John Whelan, CEO of the IEA stated;
‘’Although Irish energy prices are moderating somewhat as international fuel prices fall, the reductions during 2009/2010 in electricity and gas prices were necessary but are not sufficient to improve Ireland’s comparative position. Irish exporters are still paying over the EU average for their energy inputs, and loosing out in the rapid return to growth in global markets as a consequence."
He went on to say;
‘’The recent reductions in energy prices are mainly due to falling fossil fuel prices
Internationally, hence it is crucial that the structural measures to ensure a long term improvement in energy cost competitiveness is taken up as a matter of urgency.

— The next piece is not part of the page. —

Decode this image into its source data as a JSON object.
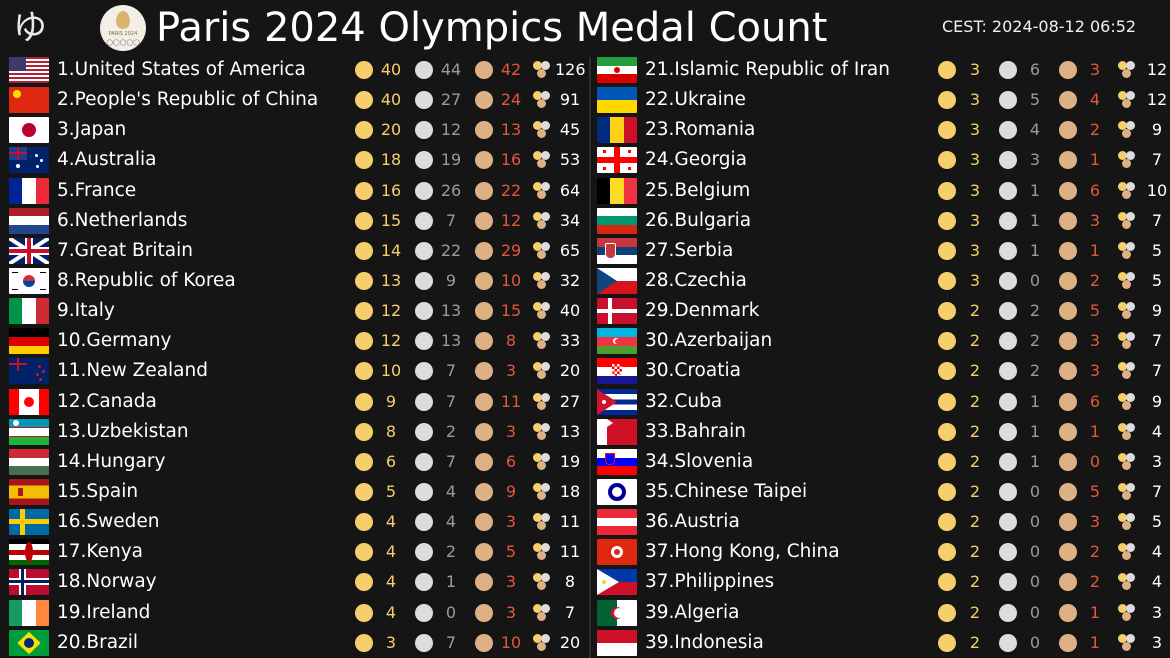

The IEA believes that there is further scope for the CER to drive efficiencies in the energy market and reduce the cost of electricity to end users.’’
The IEA have asked the CER and the Government to prioritize export cost competitiveness objectives in all regulatory decisions until such time as exports and job recovery have fully returned. While no analysis of the factors contributing to the significant difference between electricity prices in Ireland and elsewhere has been conducted since the introduction of the all island electricity market in November 2007.
The IEA have pointed out to the CER that Deloitte in the last major study of the sector, estimated that domestic controllable costs accounted for 30 percent of the difference between Irish and average EU electricity prices . They found that labour costs for generation were above the EU average and that electricity transmission and distribution charges were also higher than in benchmarked countries.
The IEA called on the CER to do an updated assessment of the factors that contribute to the differential between Irish and international energy prices would be welcome. Regulation needs to focus on bringing the differential in controllable costs in the Irish markets into line with international best practice.
Information Notes: In 2008, the CER announced a rebate of €315 million (funded by ESB from its carbon windfall gain) to mitigate the impact of the very high global fossil fuels prices at that time for all users. The rebate is to continue for the 2009/2010 tariff year for large users, funded by ESB, in an effort to reduce the effect of the higher electricity prices in Ireland on their competitiveness. It was intended that rebate for large users would be gradually phased out over the two years from October 2010.